Open AydinChavez opened 5 years ago
ES does not really serve as a good queue for these sorts of operations. At the moment, the only way that you might be able to use it as an input would be to read all the data from the index and then stop producing inputs as you have exhausted the input. At this point it's probably a better idea to just use the index as input to a batch job instead of a streaming job.
There are some things we are looking at that would make this doable in the future. For instance, in the event of a changes API in Elasticsearch, we could automatically pull in any new data or updates that occurred since the last batch of data was processed. This is much better than attempting a repeated query approach where the data is queried continuously against an advancing watermark.
Is there new feature or way added for doing streaming with ES as source??

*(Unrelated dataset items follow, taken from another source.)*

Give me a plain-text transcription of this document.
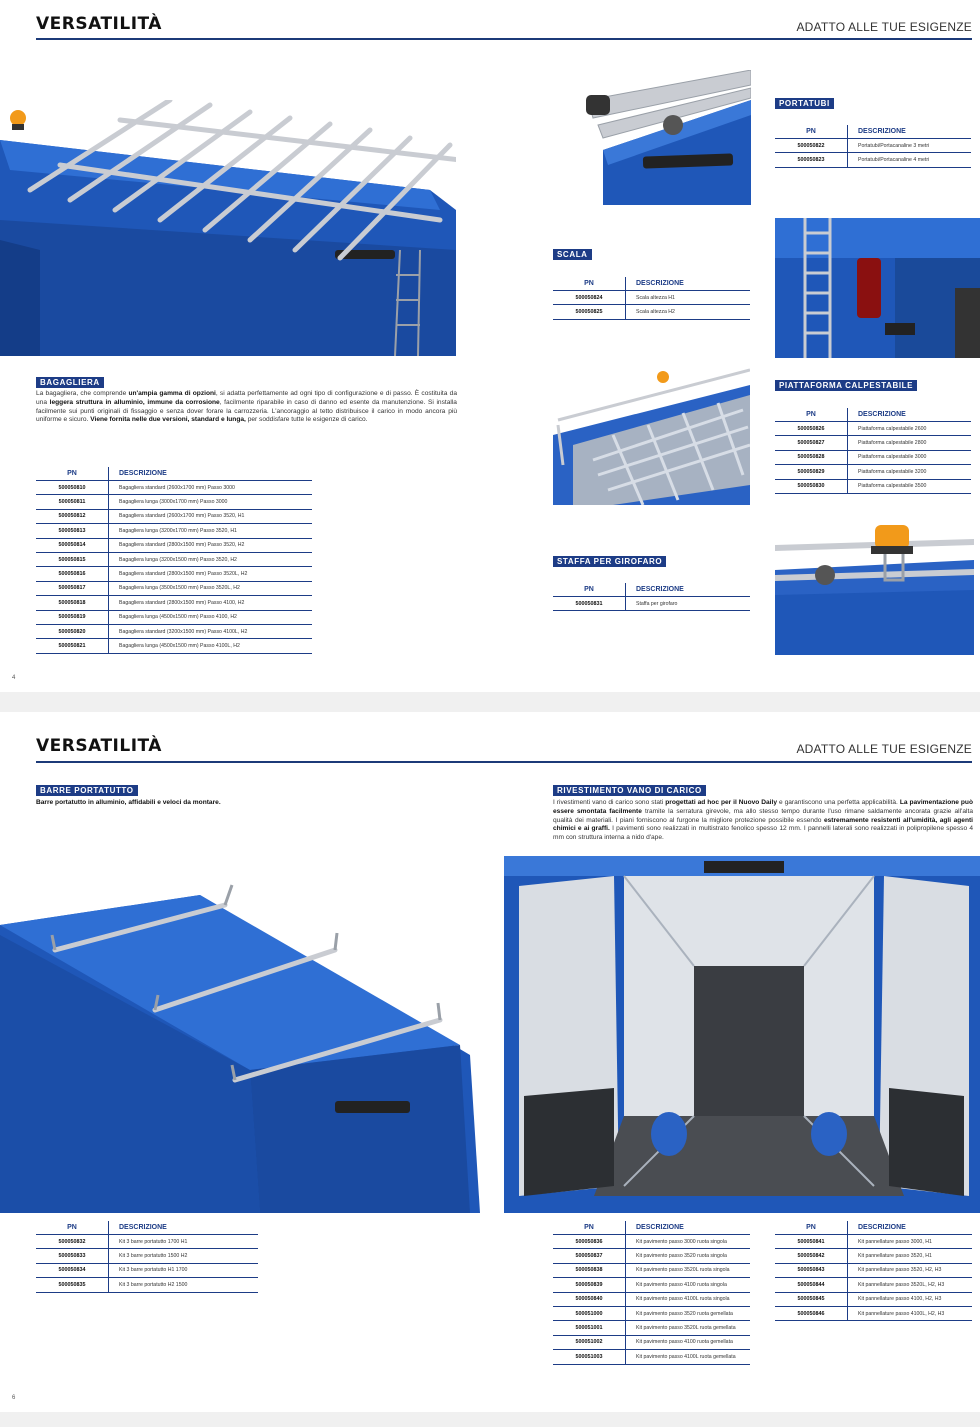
VERSATILITÀ	ADATTO ALLE TUE ESIGENZE
BAGAGLIERA
La bagagliera, che comprende un'ampia gamma di opzioni, si adatta perfettamente ad ogni tipo di configurazione e di passo. È costituita da una leggera struttura in alluminio, immune da corrosione, facilmente riparabile in caso di danno ed esente da manutenzione. Si installa facilmente sui punti originali di fissaggio e senza dover forare la carrozzeria. L'ancoraggio al tetto distribuisce il carico in modo ancora più uniforme e sicuro. Viene fornita nelle due versioni, standard e lunga, per soddisfare tutte le esigenze di carico.
PN	DESCRIZIONE
500050810	Bagagliera standard (2600x1700 mm) Passo 3000
500050811	Bagagliera lunga (3000x1700 mm) Passo 3000
500050812	Bagagliera standard (2600x1700 mm) Passo 3520, H1
500050813	Bagagliera lunga (3200x1700 mm) Passo 3520, H1
500050814	Bagagliera standard (2800x1500 mm) Passo 3520, H2
500050815	Bagagliera lunga (3200x1500 mm) Passo 3520, H2
500050816	Bagagliera standard (2800x1500 mm) Passo 3520L, H2
500050817	Bagagliera lunga (3500x1500 mm) Passo 3520L, H2
500050818	Bagagliera standard (2800x1500 mm) Passo 4100, H2
500050819	Bagagliera lunga (4500x1500 mm) Passo 4100, H2
500050820	Bagagliera standard (3200x1500 mm) Passo 4100L, H2
500050821	Bagagliera lunga (4500x1500 mm) Passo 4100L, H2
4
PORTATUBI
PN	DESCRIZIONE
500050822	Portatubi/Portacanaline 3 metri
500050823	Portatubi/Portacanaline 4 metri
SCALA
PN	DESCRIZIONE
500050824	Scala altezza H1
500050825	Scala altezza H2
PIATTAFORMA CALPESTABILE
PN	DESCRIZIONE
500050826	Piattaforma calpestabile 2600
500050827	Piattaforma calpestabile 2800
500050828	Piattaforma calpestabile 3000
500050829	Piattaforma calpestabile 3200
500050830	Piattaforma calpestabile 3500
STAFFA PER GIROFARO
PN	DESCRIZIONE
500050831	Staffa per girofaro
VERSATILITÀ	ADATTO ALLE TUE ESIGENZE
BARRE PORTATUTTO
Barre portatutto in alluminio, affidabili e veloci da montare.
PN	DESCRIZIONE
500050832	Kit 3 barre portatutto 1700 H1
500050833	Kit 3 barre portatutto 1500 H2
500050834	Kit 3 barre portatutto H1 1700
500050835	Kit 3 barre portatutto H2 1500
6
RIVESTIMENTO VANO DI CARICO
I rivestimenti vano di carico sono stati progettati ad hoc per il Nuovo Daily e garantiscono una perfetta applicabilità. La pavimentazione può essere smontata facilmente tramite la serratura girevole, ma allo stesso tempo durante l'uso rimane saldamente ancorata grazie all'alta qualità dei materiali. I piani forniscono al furgone la migliore protezione possibile essendo estremamente resistenti all'umidità, agli agenti chimici e ai graffi. I pavimenti sono realizzati in multistrato fenolico spesso 12 mm. I pannelli laterali sono realizzati in polipropilene spesso 4 mm con struttura interna a nido d'ape.
PN	DESCRIZIONE
500050836	Kit pavimento passo 3000 ruota singola
500050837	Kit pavimento passo 3520 ruota singola
500050838	Kit pavimento passo 3520L ruota singola
500050839	Kit pavimento passo 4100 ruota singola
500050840	Kit pavimento passo 4100L ruota singola
500051000	Kit pavimento passo 3520 ruota gemellata
500051001	Kit pavimento passo 3520L ruota gemellata
500051002	Kit pavimento passo 4100 ruota gemellata
500051003	Kit pavimento passo 4100L ruota gemellata
PN	DESCRIZIONE
500050841	Kit pannellature passo 3000, H1
500050842	Kit pannellature passo 3520, H1
500050843	Kit pannellature passo 3520, H2, H3
500050844	Kit pannellature passo 3520L, H2, H3
500050845	Kit pannellature passo 4100, H2, H3
500050846	Kit pannellature passo 4100L, H2, H3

Here is the change that we would need to make this happen: https://github.com/elastic/elasticsearch/issues/1242. And here is a fleet-specific change that provides some of this (but I don't think it's enough to do this right): https://github.com/elastic/elasticsearch/pull/71093.
Hi, is there any way to directly read stream using pyspark from elastic?
Hi,
I'd like to consume/read data from ES via spark structured streaming. The only possible solution I know today is via a workaround by using a combination of logstash and kafka (
ES -> logstash -> kafka -> spark structured streaming
).It would be very helpful to have a direct solution via spark structured streaming so you just invoke readstream towards the ES-backend. Technically, the solution should offer a possibility to provide an ES query as a parameter when connecting to ES where it should be possible to define a filter and/or a timeframe on each interval.
I don't think that it should be that hard to implement, as the spark-batch variant of reading data from ES does already exist and most part of this code could to be reused for the structured streaming version.